10. Als er tijdens het meten andere stroomvoerende geleiders in de buurt zijn, kan de gemeten waarde worden beïnvloed door de stroomvoerende geleider en fouten veroorzaken. Op dit moment moet de klem aan de kant worden geplaatst, weg van de andere geleiders.


11. Na elke meting moet de schakelaar voor het aanpassen van het stroombereik in de hoogste stand worden geplaatst om schade aan het instrument als gevolg van metingen te voorkomen zonder het bereik bij het volgende gebruik te selecteren.


12. Bij stroomtangen met spanningsmeetapparatuur moeten stroom en spanning afzonderlijk worden gemeten en niet gelijktijdig.

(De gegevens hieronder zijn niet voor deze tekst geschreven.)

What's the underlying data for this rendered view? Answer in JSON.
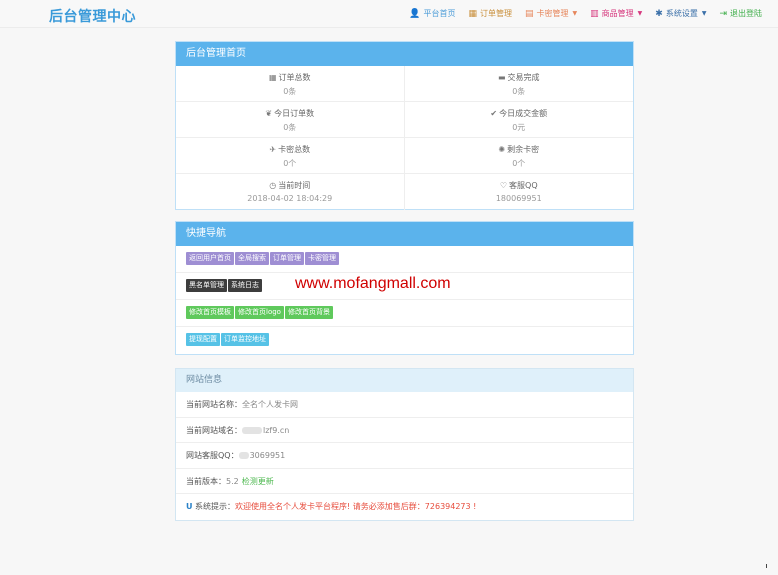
{
  "header": {
    "brand": "后台管理中心",
    "nav": [
      {
        "icon": "user-icon",
        "glyph": "👤",
        "label": "平台首页",
        "color": "#4d9dd8",
        "caret": false
      },
      {
        "icon": "list-icon",
        "glyph": "▦",
        "label": "订单管理",
        "color": "#c98f3b",
        "caret": false
      },
      {
        "icon": "card-icon",
        "glyph": "▤",
        "label": "卡密管理",
        "color": "#e6855a",
        "caret": true
      },
      {
        "icon": "product-icon",
        "glyph": "▥",
        "label": "商品管理",
        "color": "#d6377d",
        "caret": true
      },
      {
        "icon": "gear-icon",
        "glyph": "✱",
        "label": "系统设置",
        "color": "#3a6fa8",
        "caret": true
      },
      {
        "icon": "logout-icon",
        "glyph": "⇥",
        "label": "退出登陆",
        "color": "#3fae4a",
        "caret": false
      }
    ]
  },
  "home": {
    "title": "后台管理首页",
    "stats": [
      {
        "icon": "grid-icon",
        "glyph": "▦",
        "label": "订单总数",
        "value": "0条"
      },
      {
        "icon": "cart-icon",
        "glyph": "▬",
        "label": "交易完成",
        "value": "0条"
      },
      {
        "icon": "leaf-icon",
        "glyph": "❦",
        "label": "今日订单数",
        "value": "0条"
      },
      {
        "icon": "check-icon",
        "glyph": "✔",
        "label": "今日成交金额",
        "value": "0元"
      },
      {
        "icon": "plane-icon",
        "glyph": "✈",
        "label": "卡密总数",
        "value": "0个"
      },
      {
        "icon": "asterisk-icon",
        "glyph": "✺",
        "label": "剩余卡密",
        "value": "0个"
      },
      {
        "icon": "clock-icon",
        "glyph": "◷",
        "label": "当前时间",
        "value": "2018-04-02 18:04:29"
      },
      {
        "icon": "heart-icon",
        "glyph": "♡",
        "label": "客服QQ",
        "value": "180069951"
      }
    ]
  },
  "quicknav": {
    "title": "快捷导航",
    "rows": [
      {
        "style": "purple",
        "buttons": [
          "返回用户首页",
          "全局搜索",
          "订单管理",
          "卡密管理"
        ]
      },
      {
        "style": "dark",
        "buttons": [
          "黑名单管理",
          "系统日志"
        ]
      },
      {
        "style": "green",
        "buttons": [
          "修改首页模板",
          "修改首页logo",
          "修改首页背景"
        ]
      },
      {
        "style": "cyan",
        "buttons": [
          "提现配置",
          "订单监控地址"
        ]
      }
    ],
    "watermark": "www.mofangmall.com"
  },
  "siteinfo": {
    "title": "网站信息",
    "site_name_label": "当前网站名称：",
    "site_name": "全名个人发卡网",
    "domain_label": "当前网站域名：",
    "domain": "lzf9.cn",
    "qq_label": "网站客服QQ：",
    "qq": "3069951",
    "version_label": "当前版本：",
    "version": "5.2",
    "update_link": "检测更新",
    "tip_label": "系统提示：",
    "tip": "欢迎使用全名个人发卡平台程序! 请务必添加售后群：726394273 !"
  },
  "colors": {
    "primary": "#5bb3ec",
    "brand": "#3a9ad9",
    "danger": "#e74c3c",
    "success": "#4db84f"
  }
}
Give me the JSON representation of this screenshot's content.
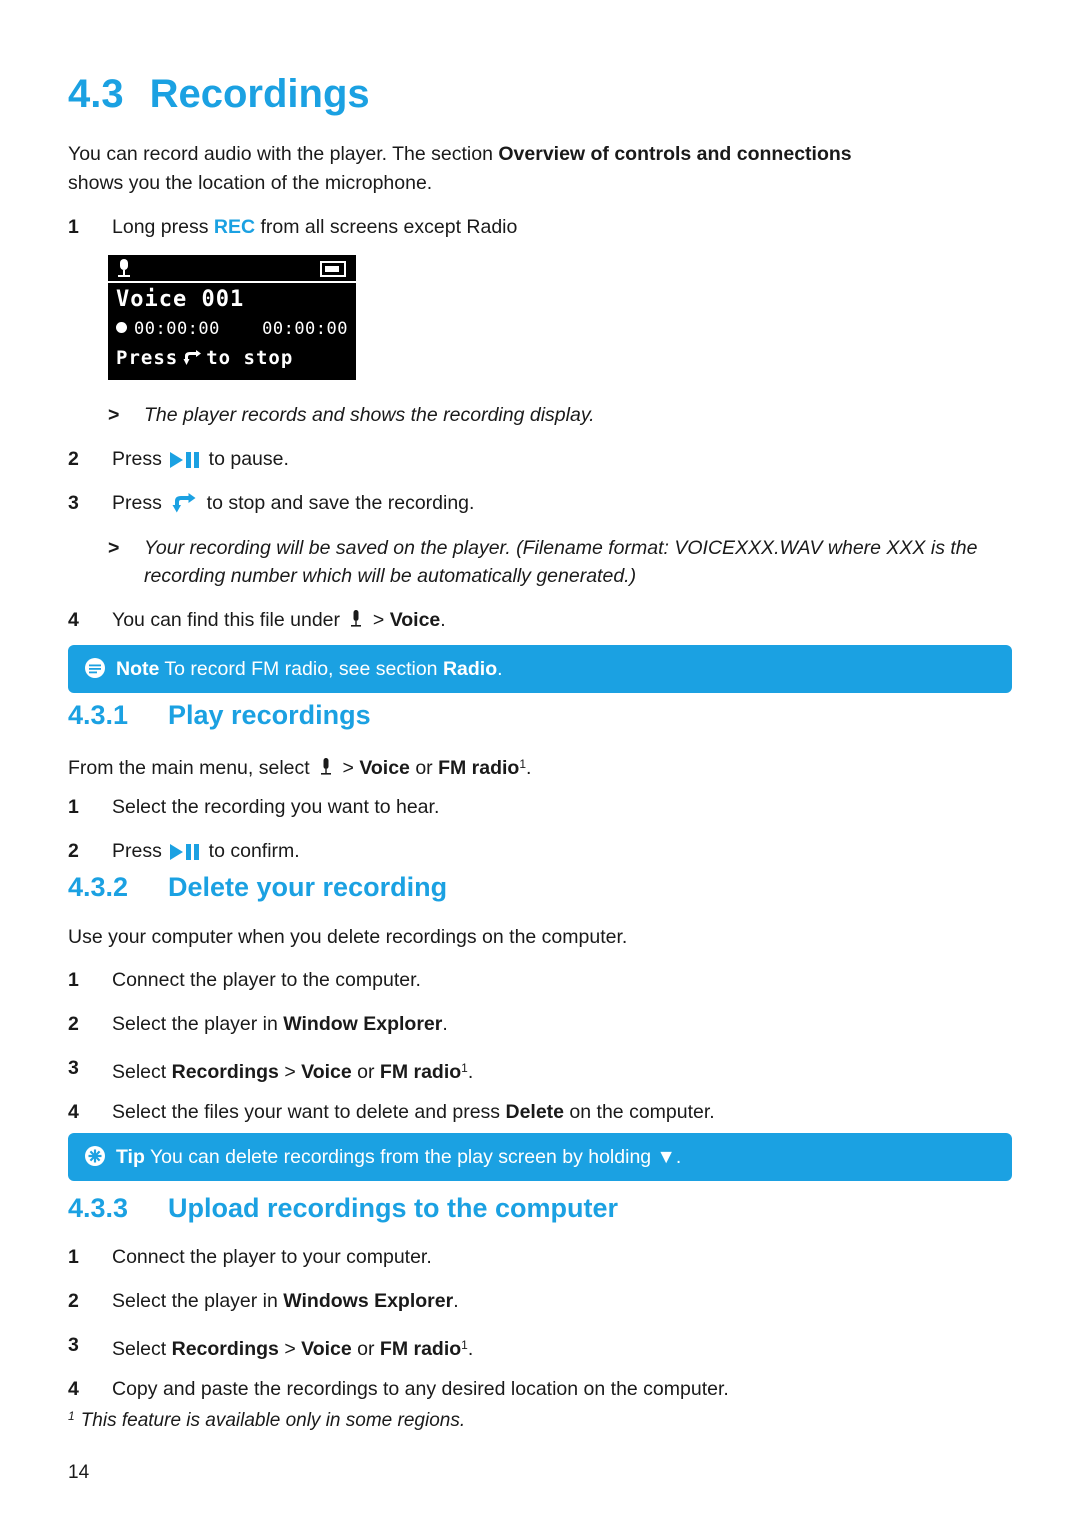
{
  "document": {
    "heading": {
      "number": "4.3",
      "title": "Recordings"
    },
    "intro": {
      "part1": "You can record audio with the player. The section ",
      "bold1": "Overview of controls and connections",
      "part2": " shows you the location of the microphone."
    },
    "steps_record": [
      {
        "n": "1",
        "pre": "Long press ",
        "highlight": "REC",
        "post": " from all screens except Radio"
      },
      {
        "n": "2",
        "pre": "Press ",
        "icon": "play-pause-icon",
        "post": " to pause."
      },
      {
        "n": "3",
        "pre": "Press ",
        "icon": "back-arrow-icon",
        "post": " to stop and save the recording."
      },
      {
        "n": "4",
        "pre": "You can find this file under ",
        "icon": "microphone-icon",
        "mid": " > ",
        "bold": "Voice",
        "post": "."
      }
    ],
    "note_after_step1": "The player records and shows the recording display.",
    "note_after_step3": "Your recording will be saved on the player. (Filename format: VOICEXXX.WAV where XXX is the recording number which will be automatically generated.)",
    "lcd": {
      "title": "Voice 001",
      "time_left": "00:00:00",
      "time_right": "00:00:00",
      "bottom_pre": "Press",
      "bottom_post": "to stop",
      "icons": {
        "top_left": "microphone-icon",
        "top_right": "battery-icon",
        "record": "record-dot-icon",
        "stop": "back-arrow-icon"
      }
    },
    "note_bar": {
      "icon": "note-icon",
      "label": "Note",
      "text_pre": " To record FM radio, see section ",
      "bold": "Radio",
      "text_post": "."
    },
    "tip_bar": {
      "icon": "tip-icon",
      "label": "Tip",
      "text": " You can delete recordings from the play screen by holding ",
      "glyph": "▼",
      "text_post": "."
    },
    "section_431": {
      "number": "4.3.1",
      "title": "Play recordings",
      "lead_pre": "From the main menu, select ",
      "lead_icon": "microphone-icon",
      "lead_mid": " > ",
      "lead_bold1": "Voice",
      "lead_or": " or ",
      "lead_bold2": "FM radio",
      "lead_sup": "1",
      "lead_post": ".",
      "steps": [
        {
          "n": "1",
          "text": "Select the recording you want to hear."
        },
        {
          "n": "2",
          "pre": "Press ",
          "icon": "play-pause-icon",
          "post": " to confirm."
        }
      ]
    },
    "section_432": {
      "number": "4.3.2",
      "title": "Delete your recording",
      "lead": "Use your computer when you delete recordings on the computer.",
      "steps": [
        {
          "n": "1",
          "text": "Connect the player to the computer."
        },
        {
          "n": "2",
          "pre": "Select the player in ",
          "bold": "Window Explorer",
          "post": "."
        },
        {
          "n": "3",
          "pre": "Select ",
          "bold": "Recordings",
          "mid": " > ",
          "bold2": "Voice",
          "or": " or ",
          "bold3": "FM radio",
          "sup": "1",
          "post": "."
        },
        {
          "n": "4",
          "pre": "Select the files your want to delete and press ",
          "bold": "Delete",
          "post": " on the computer."
        }
      ]
    },
    "section_433": {
      "number": "4.3.3",
      "title": "Upload recordings to the computer",
      "steps": [
        {
          "n": "1",
          "text": "Connect the player to your computer."
        },
        {
          "n": "2",
          "pre": "Select the player in ",
          "bold": "Windows Explorer",
          "post": "."
        },
        {
          "n": "3",
          "pre": "Select ",
          "bold": "Recordings",
          "mid": " > ",
          "bold2": "Voice",
          "or": " or ",
          "bold3": "FM radio",
          "sup": "1",
          "post": "."
        },
        {
          "n": "4",
          "text": "Copy and paste the recordings to any desired location on the computer."
        }
      ]
    },
    "footnote": {
      "marker": "1",
      "text": "This feature is available only in some regions."
    },
    "page_number": "14",
    "colors": {
      "accent": "#1ba1e2",
      "text": "#1a1a1a",
      "lcd_bg": "#000000"
    }
  }
}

13. Bij het meten dienen isolatiehandschoenen gedragen te worden en op een isolatiemat te staan. Let bij het lezen op de veiligheid en raak geen andere spanningvoerende delen aan.

 

14. Wanneer u een stroomtang gebruikt, probeer dan uit de buurt van sterke magnetische velden te blijven om de impact van magnetische velden op de stroomtang te verminderen. Bij het meten van een kleine stroom en als het bereik van de stroomtang groot is, kan de gemeten draad meerdere keren in de mond van de stroomtang worden gewikkeld. De werkelijke stroomwaarde in het circuit moet de waarde van het instrument zijn, gedeeld door het aantal windingen dat de draad om de stroomtang is gewikkeld.